Lindia Tjuatja

/'lɪndia 'tʃuatʃa/ • 蔡玲丽 (càilínglì) • she/her

Hi! I’m Lindia, a PhD student at CMU’s Language Technologies Institute advised by Graham Neubig. I am currently interning at Apple with the Responsible AI team, and am a frequent visitor at NYU. My current research interests mainly lie in evaluation and interpretability, often with a linguistics and cognitive science bend. I also work on NLP for understudied and endangered languages.

Recently, I’ve been thinking about:

  • Acquisition: While language models may often behave linguistically like humans, their inner workings are significantly different. How can we understand the process by which LMs “learn” language through targeted evaluations and methods in interpretability?
  • Abstraction: How do language models represent related (syntactic) structures, both within and across (natural and artificial) languages? Can we exploit shared structures to make (multilingual) language learning more efficient?

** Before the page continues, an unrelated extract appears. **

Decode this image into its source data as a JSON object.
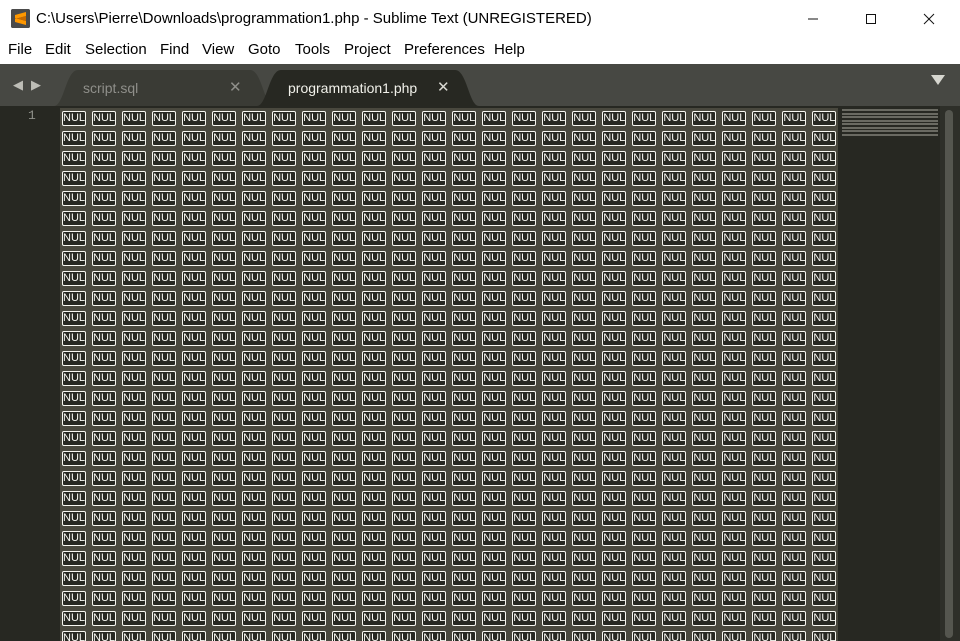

Before CMU, I did my undergrad at UT Austin, where I studied linguistics and computer engineering. During my time there, I worked extensively with John Beavers. I’ve also been fortunate enough to have great mentorship from many others, including the amazing computational linguistics faculty there. The summer before my senior year, I was an intern at CMU working with Shruti Rijhwani.

In my (precious) free time, I enjoy painting (oil and gouache are my mediums of choice), playing the viola, hanging out with my cat, running, and reading!

news

Jul 30, 2025 Presented “BehaviorBox: Automated Discovery of Fine-Grained Performance Differences Between Language Models” at ACL in Vienna!
Jan 22, 2025 “What Goes Into a LM Acceptability Judgment? Rethinking the Impact of Frequency and Length” has been accepted to NAACL 2025! See y’all in Albuquerque!
Nov 11, 2024 Presented two papers at EMNLP in Miami: “Do LLMs Exhibit Human-like Response Biases? A Case Study in Survey Design” and “GlossLM: A Massively Multilingual Corpus and Pretrained Model for Interlinear Glossed Text”!
May 16, 2023 My first PhD paper was accepted to a conference! Keep an eye out for “Syntax and Semantics Meet in the Middle: Probing the Syntax-Semantics Interface of LMs Through Agentivity” at *SEM, co-located with ACL 2023 in Toronto.
Jan 8, 2023 Presented my work (with John Beavers and Venus Shirazy) on verb class constraints on the English dispositional middle, “Affectedness Without Change-of-State: The Case of English Dispositional Middles”, at the 2023 LSA Annual Meeting in Denver!